Baby boomers put retirement at risk

More than four in ten (43 per cent) people aged 50-65 who have children are helping or have helped them to rent or buy a home, spending an average of just under £4,200 in the past year alone.

Of these, one in ten (11 per cent) are also helping or have helped elderly parents with housing or care costs.

43 per cent of those who’ve helped children or parents say they are worried about their ability to pay for their own housing or care costs in retirement as a result.

Shelter’s Chief Executive Campbell Robb said: ‘This research reveals a generation once thought of as the winners in the housing market becoming increasingly worried about their own futures, as they pay the price for this country’s desperate shortage of affordable homes.’

‘With housing support for family members fast becoming the norm for baby boomers, the Bank of Mum and Dad is starting to feel the pinch.

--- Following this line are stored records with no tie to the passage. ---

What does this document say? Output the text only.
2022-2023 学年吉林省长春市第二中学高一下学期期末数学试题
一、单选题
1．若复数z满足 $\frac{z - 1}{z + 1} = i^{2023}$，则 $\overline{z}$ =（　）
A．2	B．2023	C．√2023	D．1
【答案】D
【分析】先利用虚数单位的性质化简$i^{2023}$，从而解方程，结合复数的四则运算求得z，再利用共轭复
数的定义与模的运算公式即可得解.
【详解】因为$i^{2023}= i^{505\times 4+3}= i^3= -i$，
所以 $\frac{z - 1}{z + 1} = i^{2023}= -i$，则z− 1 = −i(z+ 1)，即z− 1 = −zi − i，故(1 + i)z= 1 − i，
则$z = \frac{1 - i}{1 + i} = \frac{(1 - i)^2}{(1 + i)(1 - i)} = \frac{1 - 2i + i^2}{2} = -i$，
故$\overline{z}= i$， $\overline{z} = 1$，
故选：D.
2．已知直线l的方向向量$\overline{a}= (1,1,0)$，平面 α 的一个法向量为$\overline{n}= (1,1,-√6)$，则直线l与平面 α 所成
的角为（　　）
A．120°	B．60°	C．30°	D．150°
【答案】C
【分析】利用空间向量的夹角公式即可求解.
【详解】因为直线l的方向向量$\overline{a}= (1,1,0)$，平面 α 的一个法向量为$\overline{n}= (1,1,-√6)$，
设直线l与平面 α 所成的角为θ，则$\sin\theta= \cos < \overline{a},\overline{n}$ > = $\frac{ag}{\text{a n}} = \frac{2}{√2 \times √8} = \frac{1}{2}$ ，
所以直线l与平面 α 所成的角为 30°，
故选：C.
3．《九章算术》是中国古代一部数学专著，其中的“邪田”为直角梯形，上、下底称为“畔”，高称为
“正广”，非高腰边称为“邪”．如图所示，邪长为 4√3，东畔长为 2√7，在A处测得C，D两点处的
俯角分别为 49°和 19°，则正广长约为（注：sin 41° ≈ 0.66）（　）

‘We could be facing a situation where supporting ‘Generation Rent’ means hundreds of thousands of people are unable to support themselves in retirement.’

Ros Altmann, Saga Director General said: ‘Saga surveys show that the over 50s are increasingly being called on to help out younger generations, as well as often caring for older relatives or partners.

‘They are portrayed as the lucky generations who benefited from rising house prices but these benefits are being used to help others. Some are borrowing against their house value either with conventional mortgages or equity release in order to assist family members.’

With the Government due to publish a housing strategy this autumn, Shelter is calling for a comprehensive set of solutions to the housing issues faced by all generations.

Mr Robb continued: ‘Britain is in the grip of a structural housing crisis which is not only affecting people now but will have consequences for generations to come.

‘That’s why we need a housing strategy that addresses the chronic shortage of affordable housing for younger people, but also looks at the longer term housing pressures people face later in life.

‘It’s time we saw some real leadership from government and some big and bold solutions to one of the most urgent issues facing this country today.’